Oh and the library's okay - I like the library.

Tuesday, October 5, 2010

"Just One More Thing"

I've had a tiny, achievable goal for a while - to own a wine glass. A long-stemmed glass, elegant. For that one or two drinks in the evening. I said I'd wait until there was a kitchen shelf capable of housing a glass like that, and there almost is so I broke down and bought one. At Tesco, for 50p. Carried it in its own "road case" as Eric called it (the cardboard caddy they were selling them in) for three weeks, in and out of hotel rooms even. Thrilled to my first glass at home - perching on the couch, glass in hand, no more generic jelly jar or that squat amber French nonbreakable glass. The fantasy was real.

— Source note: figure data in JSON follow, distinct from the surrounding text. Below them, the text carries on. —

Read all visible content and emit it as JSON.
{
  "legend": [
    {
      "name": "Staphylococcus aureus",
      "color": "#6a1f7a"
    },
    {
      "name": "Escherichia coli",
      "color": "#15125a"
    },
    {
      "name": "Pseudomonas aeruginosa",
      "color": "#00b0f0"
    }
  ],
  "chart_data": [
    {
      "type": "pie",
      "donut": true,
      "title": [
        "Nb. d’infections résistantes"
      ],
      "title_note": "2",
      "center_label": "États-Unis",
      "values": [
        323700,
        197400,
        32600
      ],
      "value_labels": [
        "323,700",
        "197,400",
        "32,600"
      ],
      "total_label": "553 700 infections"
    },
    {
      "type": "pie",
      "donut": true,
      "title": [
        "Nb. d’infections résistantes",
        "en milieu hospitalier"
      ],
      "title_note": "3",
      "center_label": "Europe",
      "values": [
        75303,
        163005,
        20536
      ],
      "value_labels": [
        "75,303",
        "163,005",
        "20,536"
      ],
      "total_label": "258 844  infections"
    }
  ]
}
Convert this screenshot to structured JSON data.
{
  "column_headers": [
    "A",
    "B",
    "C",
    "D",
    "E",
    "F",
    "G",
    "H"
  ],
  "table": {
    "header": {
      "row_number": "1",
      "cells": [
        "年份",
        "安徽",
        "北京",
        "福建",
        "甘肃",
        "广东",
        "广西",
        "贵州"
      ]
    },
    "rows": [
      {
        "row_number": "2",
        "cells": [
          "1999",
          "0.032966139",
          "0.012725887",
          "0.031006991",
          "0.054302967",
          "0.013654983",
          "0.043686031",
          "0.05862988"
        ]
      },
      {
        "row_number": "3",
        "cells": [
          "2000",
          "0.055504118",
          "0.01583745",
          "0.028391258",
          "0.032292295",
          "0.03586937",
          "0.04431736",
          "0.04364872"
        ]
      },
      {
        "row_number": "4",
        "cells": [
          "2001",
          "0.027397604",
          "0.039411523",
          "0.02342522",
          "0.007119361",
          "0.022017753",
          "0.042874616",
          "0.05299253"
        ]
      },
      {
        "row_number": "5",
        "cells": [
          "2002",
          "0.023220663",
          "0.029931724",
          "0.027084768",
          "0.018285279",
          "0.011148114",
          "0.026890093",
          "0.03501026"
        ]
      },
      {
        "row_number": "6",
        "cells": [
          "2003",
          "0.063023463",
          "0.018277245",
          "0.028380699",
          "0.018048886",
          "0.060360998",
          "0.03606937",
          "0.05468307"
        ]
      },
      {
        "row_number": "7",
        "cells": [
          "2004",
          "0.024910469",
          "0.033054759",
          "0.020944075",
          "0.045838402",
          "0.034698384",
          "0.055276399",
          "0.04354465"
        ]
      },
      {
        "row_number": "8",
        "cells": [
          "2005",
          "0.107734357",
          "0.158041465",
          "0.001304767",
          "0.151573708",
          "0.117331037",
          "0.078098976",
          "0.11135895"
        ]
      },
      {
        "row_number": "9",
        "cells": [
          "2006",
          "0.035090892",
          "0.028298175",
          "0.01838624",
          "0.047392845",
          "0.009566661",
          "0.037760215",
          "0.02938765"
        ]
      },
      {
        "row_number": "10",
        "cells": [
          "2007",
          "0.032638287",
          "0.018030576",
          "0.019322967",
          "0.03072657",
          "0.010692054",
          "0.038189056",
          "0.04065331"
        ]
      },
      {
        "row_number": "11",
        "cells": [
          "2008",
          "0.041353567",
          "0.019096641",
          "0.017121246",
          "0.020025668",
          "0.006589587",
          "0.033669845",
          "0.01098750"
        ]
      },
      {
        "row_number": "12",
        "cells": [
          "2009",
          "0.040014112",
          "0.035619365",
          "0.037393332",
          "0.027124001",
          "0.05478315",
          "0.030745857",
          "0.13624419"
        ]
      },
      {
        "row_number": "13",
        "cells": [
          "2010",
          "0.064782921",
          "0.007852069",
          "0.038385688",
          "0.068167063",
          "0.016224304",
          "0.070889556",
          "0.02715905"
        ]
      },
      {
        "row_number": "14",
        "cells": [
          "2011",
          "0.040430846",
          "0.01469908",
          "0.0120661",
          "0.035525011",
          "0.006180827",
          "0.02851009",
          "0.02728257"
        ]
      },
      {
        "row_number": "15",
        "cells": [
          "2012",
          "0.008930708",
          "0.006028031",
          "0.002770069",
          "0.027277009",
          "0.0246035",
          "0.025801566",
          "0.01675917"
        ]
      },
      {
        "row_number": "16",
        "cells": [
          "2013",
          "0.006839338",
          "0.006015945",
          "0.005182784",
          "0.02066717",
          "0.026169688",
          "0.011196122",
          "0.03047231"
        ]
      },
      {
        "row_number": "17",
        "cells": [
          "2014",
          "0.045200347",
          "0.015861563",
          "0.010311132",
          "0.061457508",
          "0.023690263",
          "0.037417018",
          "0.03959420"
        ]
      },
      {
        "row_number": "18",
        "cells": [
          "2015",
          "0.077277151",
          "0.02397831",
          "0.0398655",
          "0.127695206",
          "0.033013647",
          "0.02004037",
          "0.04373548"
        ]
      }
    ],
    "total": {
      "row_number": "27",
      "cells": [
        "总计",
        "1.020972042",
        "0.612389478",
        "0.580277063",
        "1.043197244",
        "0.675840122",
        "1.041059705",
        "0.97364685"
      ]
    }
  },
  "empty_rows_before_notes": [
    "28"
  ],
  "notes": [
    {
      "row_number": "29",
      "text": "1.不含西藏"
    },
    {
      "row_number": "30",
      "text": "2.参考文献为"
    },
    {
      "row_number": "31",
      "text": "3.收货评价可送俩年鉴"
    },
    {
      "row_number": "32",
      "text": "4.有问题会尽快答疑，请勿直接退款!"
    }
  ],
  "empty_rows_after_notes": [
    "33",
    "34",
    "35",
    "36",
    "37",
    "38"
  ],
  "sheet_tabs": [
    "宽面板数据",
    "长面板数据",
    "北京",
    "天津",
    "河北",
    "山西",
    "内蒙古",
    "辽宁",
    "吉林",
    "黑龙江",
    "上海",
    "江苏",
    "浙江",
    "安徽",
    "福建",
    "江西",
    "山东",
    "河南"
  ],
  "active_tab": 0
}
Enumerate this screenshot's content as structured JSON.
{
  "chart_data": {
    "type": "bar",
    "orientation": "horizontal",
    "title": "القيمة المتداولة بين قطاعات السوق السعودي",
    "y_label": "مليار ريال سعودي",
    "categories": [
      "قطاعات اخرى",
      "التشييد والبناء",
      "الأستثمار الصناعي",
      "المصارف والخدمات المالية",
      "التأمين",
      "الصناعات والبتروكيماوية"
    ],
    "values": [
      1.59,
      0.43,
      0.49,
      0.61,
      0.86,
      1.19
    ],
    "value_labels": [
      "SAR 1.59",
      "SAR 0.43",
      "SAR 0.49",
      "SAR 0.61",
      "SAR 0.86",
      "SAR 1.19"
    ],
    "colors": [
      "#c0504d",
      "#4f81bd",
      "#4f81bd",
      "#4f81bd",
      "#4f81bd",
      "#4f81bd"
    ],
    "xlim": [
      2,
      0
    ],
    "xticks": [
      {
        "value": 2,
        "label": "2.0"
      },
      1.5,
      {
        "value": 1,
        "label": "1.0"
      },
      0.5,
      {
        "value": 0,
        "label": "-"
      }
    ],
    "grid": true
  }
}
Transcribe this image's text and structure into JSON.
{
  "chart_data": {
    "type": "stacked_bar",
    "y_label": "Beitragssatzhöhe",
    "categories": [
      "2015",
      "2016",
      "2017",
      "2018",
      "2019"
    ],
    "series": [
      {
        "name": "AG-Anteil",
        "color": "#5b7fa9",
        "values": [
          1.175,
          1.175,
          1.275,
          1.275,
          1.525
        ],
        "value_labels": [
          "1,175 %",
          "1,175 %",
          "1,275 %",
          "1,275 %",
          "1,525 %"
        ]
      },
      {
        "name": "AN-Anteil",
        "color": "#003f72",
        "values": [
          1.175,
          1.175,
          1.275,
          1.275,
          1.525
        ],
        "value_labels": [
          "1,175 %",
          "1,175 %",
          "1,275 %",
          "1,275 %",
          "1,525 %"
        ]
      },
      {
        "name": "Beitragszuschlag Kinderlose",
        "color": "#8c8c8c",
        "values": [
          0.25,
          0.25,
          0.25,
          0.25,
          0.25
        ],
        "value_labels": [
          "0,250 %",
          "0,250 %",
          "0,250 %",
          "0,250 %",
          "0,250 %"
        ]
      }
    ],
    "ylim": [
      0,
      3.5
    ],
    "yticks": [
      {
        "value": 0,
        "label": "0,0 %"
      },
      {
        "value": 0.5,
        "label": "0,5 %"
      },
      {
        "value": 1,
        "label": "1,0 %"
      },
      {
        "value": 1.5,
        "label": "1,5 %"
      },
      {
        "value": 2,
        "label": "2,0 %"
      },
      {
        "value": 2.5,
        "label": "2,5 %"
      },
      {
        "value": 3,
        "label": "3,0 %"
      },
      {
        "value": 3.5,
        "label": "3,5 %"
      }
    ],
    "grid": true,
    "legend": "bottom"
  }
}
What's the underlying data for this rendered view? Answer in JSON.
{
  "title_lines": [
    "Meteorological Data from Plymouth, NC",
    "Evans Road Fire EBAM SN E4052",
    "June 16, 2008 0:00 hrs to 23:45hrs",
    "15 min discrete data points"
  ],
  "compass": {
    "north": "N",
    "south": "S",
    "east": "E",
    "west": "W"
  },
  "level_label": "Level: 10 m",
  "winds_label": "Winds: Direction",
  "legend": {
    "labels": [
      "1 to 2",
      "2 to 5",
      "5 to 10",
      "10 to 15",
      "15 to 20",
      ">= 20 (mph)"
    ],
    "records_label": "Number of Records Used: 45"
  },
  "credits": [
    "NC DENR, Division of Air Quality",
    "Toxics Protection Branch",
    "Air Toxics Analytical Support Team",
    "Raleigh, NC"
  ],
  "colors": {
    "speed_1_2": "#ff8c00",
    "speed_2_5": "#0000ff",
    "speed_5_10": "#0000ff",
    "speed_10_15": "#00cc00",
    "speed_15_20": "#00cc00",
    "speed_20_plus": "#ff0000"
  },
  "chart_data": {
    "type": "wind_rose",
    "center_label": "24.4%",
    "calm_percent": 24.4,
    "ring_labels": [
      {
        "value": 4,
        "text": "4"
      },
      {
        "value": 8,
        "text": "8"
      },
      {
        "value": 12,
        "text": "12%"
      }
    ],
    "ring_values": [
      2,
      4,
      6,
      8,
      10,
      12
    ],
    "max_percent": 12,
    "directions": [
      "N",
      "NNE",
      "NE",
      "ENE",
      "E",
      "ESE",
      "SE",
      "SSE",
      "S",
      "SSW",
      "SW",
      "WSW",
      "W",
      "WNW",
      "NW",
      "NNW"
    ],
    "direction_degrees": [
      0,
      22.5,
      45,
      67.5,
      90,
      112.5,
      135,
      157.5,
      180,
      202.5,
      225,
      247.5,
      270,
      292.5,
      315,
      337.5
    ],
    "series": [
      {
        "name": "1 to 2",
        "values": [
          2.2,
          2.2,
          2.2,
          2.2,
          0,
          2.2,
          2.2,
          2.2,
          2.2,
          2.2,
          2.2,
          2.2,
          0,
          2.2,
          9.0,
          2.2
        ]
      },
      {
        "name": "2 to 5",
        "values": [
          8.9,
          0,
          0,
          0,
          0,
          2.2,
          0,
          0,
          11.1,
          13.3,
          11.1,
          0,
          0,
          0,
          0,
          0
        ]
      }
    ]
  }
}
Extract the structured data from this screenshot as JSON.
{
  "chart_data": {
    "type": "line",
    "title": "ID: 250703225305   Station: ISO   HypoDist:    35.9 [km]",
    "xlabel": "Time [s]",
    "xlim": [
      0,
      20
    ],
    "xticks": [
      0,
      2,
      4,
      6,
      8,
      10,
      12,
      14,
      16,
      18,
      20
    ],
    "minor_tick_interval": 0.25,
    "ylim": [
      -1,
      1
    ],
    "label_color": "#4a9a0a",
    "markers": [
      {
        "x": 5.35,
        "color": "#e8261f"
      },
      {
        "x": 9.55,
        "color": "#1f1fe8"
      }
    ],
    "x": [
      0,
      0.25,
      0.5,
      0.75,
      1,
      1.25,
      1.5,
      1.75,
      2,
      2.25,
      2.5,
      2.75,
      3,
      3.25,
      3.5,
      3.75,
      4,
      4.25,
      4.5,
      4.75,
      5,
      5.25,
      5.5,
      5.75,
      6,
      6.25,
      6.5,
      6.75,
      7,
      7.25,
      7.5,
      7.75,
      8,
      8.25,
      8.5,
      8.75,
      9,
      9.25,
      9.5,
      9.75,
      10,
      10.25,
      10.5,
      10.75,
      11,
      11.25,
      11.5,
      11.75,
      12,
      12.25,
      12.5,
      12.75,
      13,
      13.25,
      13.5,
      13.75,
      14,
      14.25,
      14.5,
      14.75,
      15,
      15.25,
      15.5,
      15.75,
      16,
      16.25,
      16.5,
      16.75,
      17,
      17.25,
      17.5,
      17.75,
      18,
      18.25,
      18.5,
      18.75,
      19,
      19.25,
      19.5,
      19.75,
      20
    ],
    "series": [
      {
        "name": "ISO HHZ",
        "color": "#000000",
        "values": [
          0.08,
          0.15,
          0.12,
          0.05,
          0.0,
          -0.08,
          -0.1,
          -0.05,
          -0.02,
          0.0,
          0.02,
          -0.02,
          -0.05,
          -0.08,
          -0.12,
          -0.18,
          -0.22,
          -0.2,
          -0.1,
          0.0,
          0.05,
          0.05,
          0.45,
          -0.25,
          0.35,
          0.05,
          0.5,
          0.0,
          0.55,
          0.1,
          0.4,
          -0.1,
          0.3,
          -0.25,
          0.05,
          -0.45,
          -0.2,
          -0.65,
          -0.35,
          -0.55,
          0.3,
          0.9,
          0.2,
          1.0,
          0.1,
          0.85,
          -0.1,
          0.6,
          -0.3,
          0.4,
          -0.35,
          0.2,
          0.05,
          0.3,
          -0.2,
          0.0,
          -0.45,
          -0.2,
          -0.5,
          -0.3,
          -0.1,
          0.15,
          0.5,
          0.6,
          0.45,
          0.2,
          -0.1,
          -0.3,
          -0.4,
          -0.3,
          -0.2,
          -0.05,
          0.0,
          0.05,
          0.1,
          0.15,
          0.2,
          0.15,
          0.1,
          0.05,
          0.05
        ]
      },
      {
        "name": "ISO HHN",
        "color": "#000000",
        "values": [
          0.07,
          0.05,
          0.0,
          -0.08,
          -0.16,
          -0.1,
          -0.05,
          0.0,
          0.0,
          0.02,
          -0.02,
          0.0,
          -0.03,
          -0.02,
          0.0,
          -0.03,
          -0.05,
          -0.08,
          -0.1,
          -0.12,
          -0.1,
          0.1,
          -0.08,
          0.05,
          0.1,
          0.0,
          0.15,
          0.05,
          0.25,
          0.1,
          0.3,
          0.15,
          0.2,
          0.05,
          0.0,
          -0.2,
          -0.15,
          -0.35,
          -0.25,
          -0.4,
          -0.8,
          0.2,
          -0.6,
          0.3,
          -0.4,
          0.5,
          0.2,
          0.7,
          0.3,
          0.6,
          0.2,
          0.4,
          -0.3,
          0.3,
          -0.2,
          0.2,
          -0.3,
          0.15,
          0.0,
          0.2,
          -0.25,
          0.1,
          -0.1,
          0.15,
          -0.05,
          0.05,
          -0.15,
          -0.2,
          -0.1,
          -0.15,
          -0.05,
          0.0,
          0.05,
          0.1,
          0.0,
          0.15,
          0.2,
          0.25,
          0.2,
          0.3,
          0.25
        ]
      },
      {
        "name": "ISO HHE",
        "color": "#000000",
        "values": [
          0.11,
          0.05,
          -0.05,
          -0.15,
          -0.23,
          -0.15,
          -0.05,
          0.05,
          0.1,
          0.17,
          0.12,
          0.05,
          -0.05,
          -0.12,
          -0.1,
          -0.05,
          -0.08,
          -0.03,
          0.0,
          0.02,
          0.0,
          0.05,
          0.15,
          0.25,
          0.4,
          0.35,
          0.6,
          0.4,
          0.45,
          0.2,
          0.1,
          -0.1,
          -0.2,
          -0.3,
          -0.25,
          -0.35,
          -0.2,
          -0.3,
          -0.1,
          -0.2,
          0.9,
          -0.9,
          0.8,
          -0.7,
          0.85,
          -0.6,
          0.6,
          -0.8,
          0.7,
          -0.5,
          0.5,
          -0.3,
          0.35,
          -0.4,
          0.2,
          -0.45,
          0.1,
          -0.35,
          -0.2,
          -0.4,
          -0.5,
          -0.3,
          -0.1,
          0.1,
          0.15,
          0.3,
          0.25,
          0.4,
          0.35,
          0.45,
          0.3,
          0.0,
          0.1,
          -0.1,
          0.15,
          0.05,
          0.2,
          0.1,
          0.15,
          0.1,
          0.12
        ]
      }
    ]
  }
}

And then today I broke the glass.

I'm sure I can find another. The car is another story. It really is gone. Stolen from outside the garage where it had been repaired. The garagiste is mortified. He may know who did it but he tried getting near the place and the dogs came after him and scared him off. He asked the local police and they told him they were afraid of the dogs too.

I made like Columbo today, hanging around the shop across the street from the garage, seeing what was up. In honesty the only similarity between me and Columbo is that I was wearing a raincoat. I heard people in the shop talking about how "no one will park near here now" and strained to make out more. It's true, there have been more cars stolen lately. But the people in the shop were chuckling about it - do they know something?

We've got a plan, maybe only in our heads, involving a gang of us and an ambulance and some very loudspeakers playing "Ride Of The Valkyries". And a cage with meat and tranquilizers.

And a toast to the prodigal Ford Escort, with a slightly sturdier wineglass.